NO matter how clever the software, it just cannot defy the laws of phisycs. Having said, treat the room as best as you can and THEN apply room correction to correct the remainder of issues, this is when Room Perfect can shine and others will just make well treated room sound worse. Anthem's ARC certainly can't improve my room. I am planning on getting a Lyngdorf setup later this year so very curios if RP can actually make it sound better.

I've had fellow enthusiaasts in my room who could not believe their ears, their more expensive equipment was nowhere near the perfromance of mine, simply becuase they had treatment applied wrongly. I've been asked to sort out their room.
 

Rob Sinden

Distinguished Member
AVForums Sponsor
I built the UK's first 3 home cinema demonstration rooms with acoustic treatment 30 years ago including what I believe is still the most serious attempt at a no compromise room which you can read about here. Building The Perfect Cinema - Gecko Home Cinema

15 years someone demonstrated a far better sounding system than I had ever experienced in a very live room which turned everything I thought I knew about acoustics on its head.

I am in competition with 5 home cinema distributors within 120 miles of me, all of whom sell and recommend room treatment.

I recommend that anyone interested in buying a cinema goes and visits these showrooms and then comes and hears the systems here.

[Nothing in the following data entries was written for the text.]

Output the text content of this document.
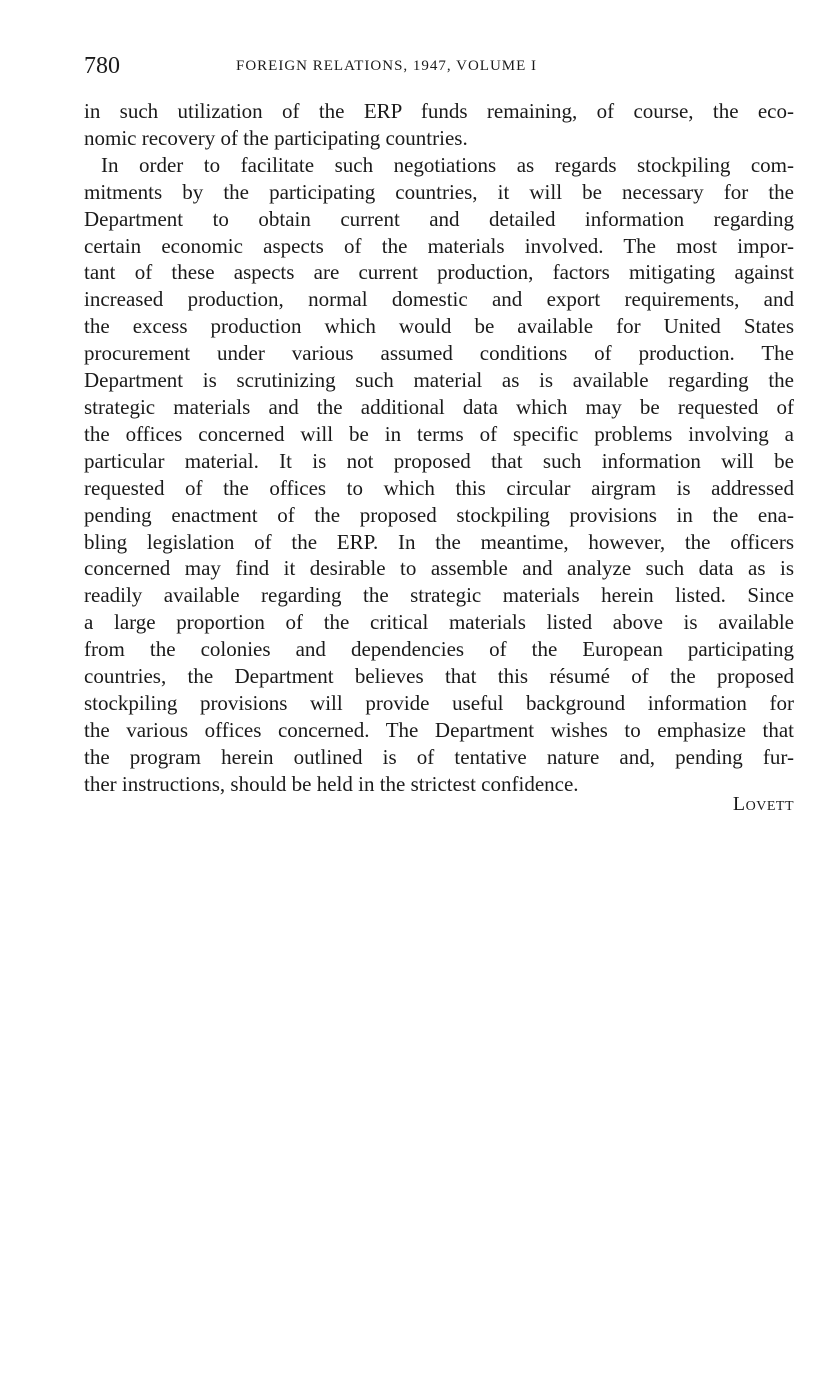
780	FOREIGN RELATIONS, 1947, VOLUME I

in such utilization of the ERP funds remaining, of course, the eco-
nomic recovery of the participating countries.

In order to facilitate such negotiations as regards stockpiling com-
mitments by the participating countries, it will be necessary for the
Department to obtain current and detailed information regarding
certain economic aspects of the materials involved. The most impor-
tant of these aspects are current production, factors mitigating against
increased production, normal domestic and export requirements, and
the excess production which would be available for United States
procurement under various assumed conditions of production. The
Department is scrutinizing such material as is available regarding the
strategic materials and the additional data which may be requested of
the offices concerned will be in terms of specific problems involving a
particular material. It is not proposed that such information will be
requested of the offices to which this circular airgram is addressed
pending enactment of the proposed stockpiling provisions in the ena-
bling legislation of the ERP. In the meantime, however, the officers
concerned may find it desirable to assemble and analyze such data as is
readily available regarding the strategic materials herein listed. Since
a large proportion of the critical materials listed above is available
from the colonies and dependencies of the European participating
countries, the Department believes that this résumé of the proposed
stockpiling provisions will provide useful background information for
the various offices concerned. The Department wishes to emphasize that
the program herein outlined is of tentative nature and, pending fur-
ther instructions, should be held in the strictest confidence.

Lovett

The systems here sound better and are in rooms with no acoustic treatment.

Anyone is very welcome to arrange a visit to put this to the test.
 

bandyka

Member
I built the UK's first 3 home cinema demonstration rooms with acoustic treatment 30 years ago including what I believe is still the most serious attempt at a no compromise room which you can read about here. Building The Perfect Cinema - Gecko Home Cinema

15 years someone demonstrated a far better sounding system than I had ever experienced in a very live room which turned everything I thought I knew about acoustics on its head.

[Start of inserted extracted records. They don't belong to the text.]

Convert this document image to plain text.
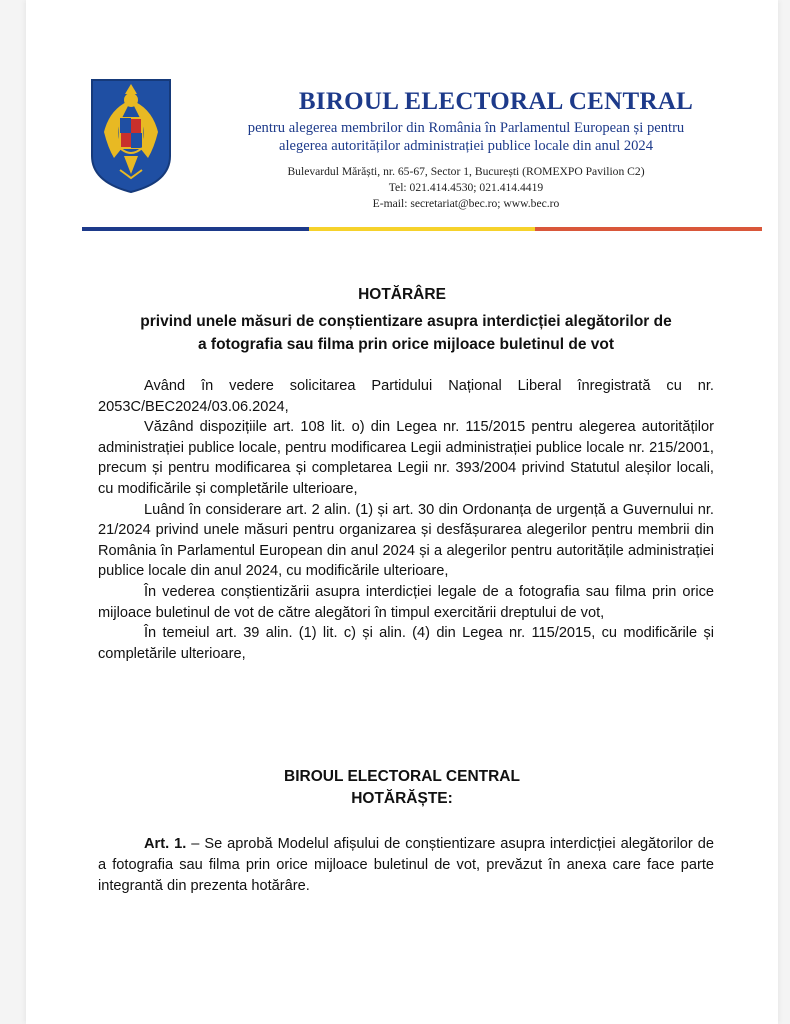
BIROUL ELECTORAL CENTRAL
pentru alegerea membrilor din România în Parlamentul European și pentru
alegerea autorităților administrației publice locale din anul 2024
Bulevardul Mărăști, nr. 65-67, Sector 1, București (ROMEXPO Pavilion C2)
Tel: 021.414.4530; 021.414.4419
E-mail: secretariat@bec.ro; www.bec.ro
HOTĂRÂRE
privind unele măsuri de conștientizare asupra interdicției alegătorilor de
a fotografia sau filma prin orice mijloace buletinul de vot

Având în vedere solicitarea Partidului Național Liberal înregistrată cu nr. 2053C/BEC2024/03.06.2024,

Văzând dispozițiile art. 108 lit. o) din Legea nr. 115/2015 pentru alegerea autorităților administrației publice locale, pentru modificarea Legii administrației publice locale nr. 215/2001, precum și pentru modificarea și completarea Legii nr. 393/2004 privind Statutul aleșilor locali, cu modificările și completările ulterioare,

Luând în considerare art. 2 alin. (1) și art. 30 din Ordonanța de urgență a Guvernului nr. 21/2024 privind unele măsuri pentru organizarea și desfășurarea alegerilor pentru membrii din România în Parlamentul European din anul 2024 și a alegerilor pentru autoritățile administrației publice locale din anul 2024, cu modificările ulterioare,

În vederea conștientizării asupra interdicției legale de a fotografia sau filma prin orice mijloace buletinul de vot de către alegători în timpul exercitării dreptului de vot,

În temeiul art. 39 alin. (1) lit. c) și alin. (4) din Legea nr. 115/2015, cu modificările și completările ulterioare,

BIROUL ELECTORAL CENTRAL
HOTĂRĂȘTE:
Art. 1. – Se aprobă Modelul afișului de conștientizare asupra interdicției alegătorilor de a fotografia sau filma prin orice mijloace buletinul de vot, prevăzut în anexa care face parte integrantă din prezenta hotărâre.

I am in competition with 5 home cinema distributors within 120 miles of me, all of whom sell and recommend room treatment.

I recommend that anyone interested in buying a cinema goes and visits these showrooms and then comes and hears the systems here.

The systems here sound better and are in rooms with no acoustic treatment.

Anyone is very welcome to arrange a visit to put this to the test.
Very interested to hear some of these. I also will say that while I never use room correction for obvious reasons the only one time I heard room correction I liked was in a room with a Lyngdorf setup. So I am looking forward to expereince the difference. My main gripe with systems is that they alter the way my speakers sound, taking away dynamics.

The only issue with testing in showrooms is that you have no reference point. One must listen in their own room that they know well.
 

larkone

Member
Very interested to hear some of these. I also will say that while I never use room correction for obvious reasons the only one time I heard room correction I liked was in a room with a Lyngdorf setup. So I am looking forward to expereince the difference. My main gripe with systems is that they alter the way my speakers sound, taking away dynamics.

The only issue with testing in showrooms is that you have no reference point. One must listen in their own room that they know well.
As an owner of two lyngdorf amps I can say that RP does not destroy the dynamics of my speakers.

Get a home demo - plenty of the dealers on here will offer that.